Yang, F., Sun, Y. D., Frings, P., Luo, L., E, J. W., Wang, L. N., Huang, Y. F., Wang, T., Müller, J., Xie, S. C. (2022): Collapse of Late Permian chert factories in the equatorial Tethys and the nature of the Early Triassic chert gap. - Earth and Planetary Science Letters, 600, 117861.
https://doi.org/10.1016/j.epsl.2022.117861


Cite as: https://gfzpublic.gfz-potsdam.de/pubman/item/item_5014106
Abstract
Permian chert successions were geographically extensive, spanning from the palaeoequator to the northern high latitudes. Large-scale chert production was abruptly terminated in the latest Permian, resulting in a multi-million-year “chert gap” in the Early Triassic.

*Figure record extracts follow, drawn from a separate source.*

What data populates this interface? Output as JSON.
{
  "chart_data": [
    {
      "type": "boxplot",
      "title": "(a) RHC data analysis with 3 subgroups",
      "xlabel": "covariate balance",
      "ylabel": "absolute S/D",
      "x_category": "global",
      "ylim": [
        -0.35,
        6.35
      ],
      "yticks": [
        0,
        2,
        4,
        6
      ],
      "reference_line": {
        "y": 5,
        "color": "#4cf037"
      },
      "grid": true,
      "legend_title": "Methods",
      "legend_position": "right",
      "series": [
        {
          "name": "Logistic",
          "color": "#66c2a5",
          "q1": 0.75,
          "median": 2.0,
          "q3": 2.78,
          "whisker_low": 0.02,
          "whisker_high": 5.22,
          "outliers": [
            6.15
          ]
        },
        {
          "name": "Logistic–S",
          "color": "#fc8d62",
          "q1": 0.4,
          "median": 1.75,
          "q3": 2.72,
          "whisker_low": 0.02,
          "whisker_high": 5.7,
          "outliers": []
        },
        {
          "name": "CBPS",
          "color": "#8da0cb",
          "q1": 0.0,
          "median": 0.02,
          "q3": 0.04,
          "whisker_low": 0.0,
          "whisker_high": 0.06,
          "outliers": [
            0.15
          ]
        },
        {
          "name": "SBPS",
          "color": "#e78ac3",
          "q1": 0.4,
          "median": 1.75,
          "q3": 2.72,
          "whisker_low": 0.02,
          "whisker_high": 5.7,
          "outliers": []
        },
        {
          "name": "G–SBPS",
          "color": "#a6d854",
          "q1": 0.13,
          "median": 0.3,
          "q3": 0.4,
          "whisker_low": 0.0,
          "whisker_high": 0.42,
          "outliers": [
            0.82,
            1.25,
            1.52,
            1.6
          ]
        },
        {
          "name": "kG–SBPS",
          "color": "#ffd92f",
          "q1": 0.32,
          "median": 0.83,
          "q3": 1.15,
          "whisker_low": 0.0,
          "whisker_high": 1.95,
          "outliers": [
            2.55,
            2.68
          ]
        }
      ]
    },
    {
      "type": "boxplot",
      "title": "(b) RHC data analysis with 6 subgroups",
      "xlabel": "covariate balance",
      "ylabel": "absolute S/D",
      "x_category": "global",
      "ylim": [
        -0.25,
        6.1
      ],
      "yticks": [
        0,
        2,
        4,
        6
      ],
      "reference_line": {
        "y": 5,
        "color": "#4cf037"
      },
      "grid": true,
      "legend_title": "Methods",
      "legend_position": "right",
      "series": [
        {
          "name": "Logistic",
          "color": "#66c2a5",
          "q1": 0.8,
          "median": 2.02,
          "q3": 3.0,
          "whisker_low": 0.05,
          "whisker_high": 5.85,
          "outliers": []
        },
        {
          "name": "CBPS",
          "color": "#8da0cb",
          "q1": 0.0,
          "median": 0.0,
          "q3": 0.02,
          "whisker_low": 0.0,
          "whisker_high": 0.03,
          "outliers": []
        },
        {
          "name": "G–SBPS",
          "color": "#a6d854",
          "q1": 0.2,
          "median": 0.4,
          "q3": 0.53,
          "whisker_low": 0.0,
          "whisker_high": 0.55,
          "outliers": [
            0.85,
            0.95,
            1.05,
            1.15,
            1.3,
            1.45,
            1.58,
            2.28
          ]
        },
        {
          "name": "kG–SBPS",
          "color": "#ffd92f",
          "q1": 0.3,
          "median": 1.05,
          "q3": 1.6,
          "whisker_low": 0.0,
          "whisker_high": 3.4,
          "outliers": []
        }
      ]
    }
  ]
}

In order to constrain the tempo of chert production changes and understand their nature, we combine proxy data with Si box model analyses and focus on the Talung Formation of South China—the most representative Upper Permian siliceous unit in the equatorial Tethys. Two deepwater sections from the northern margin of the Yangtze Platform were investigated, showing that bedded cherts had already become less common in the Clarkina changxingensis conodont zone. The waning of chert production coincided with water column deoxygenation and an increase in carbonate and siliciclastic components in the late Changhsingian. The final collapse of the chert factory in South China predated the negative C excursion and climate warming but coincided with a sharp decrease in primary productivity. Together with Si box model output, we suggest that warming-induced expansion of the oceanic dissolved silica inventory (and decrease in burial efficiency) alone cannot maintain a multi-million-year chert gap. Instead, a loss of siliceous biomass during the end-Permian crisis is the primary cause of the Early Triassic chert demise.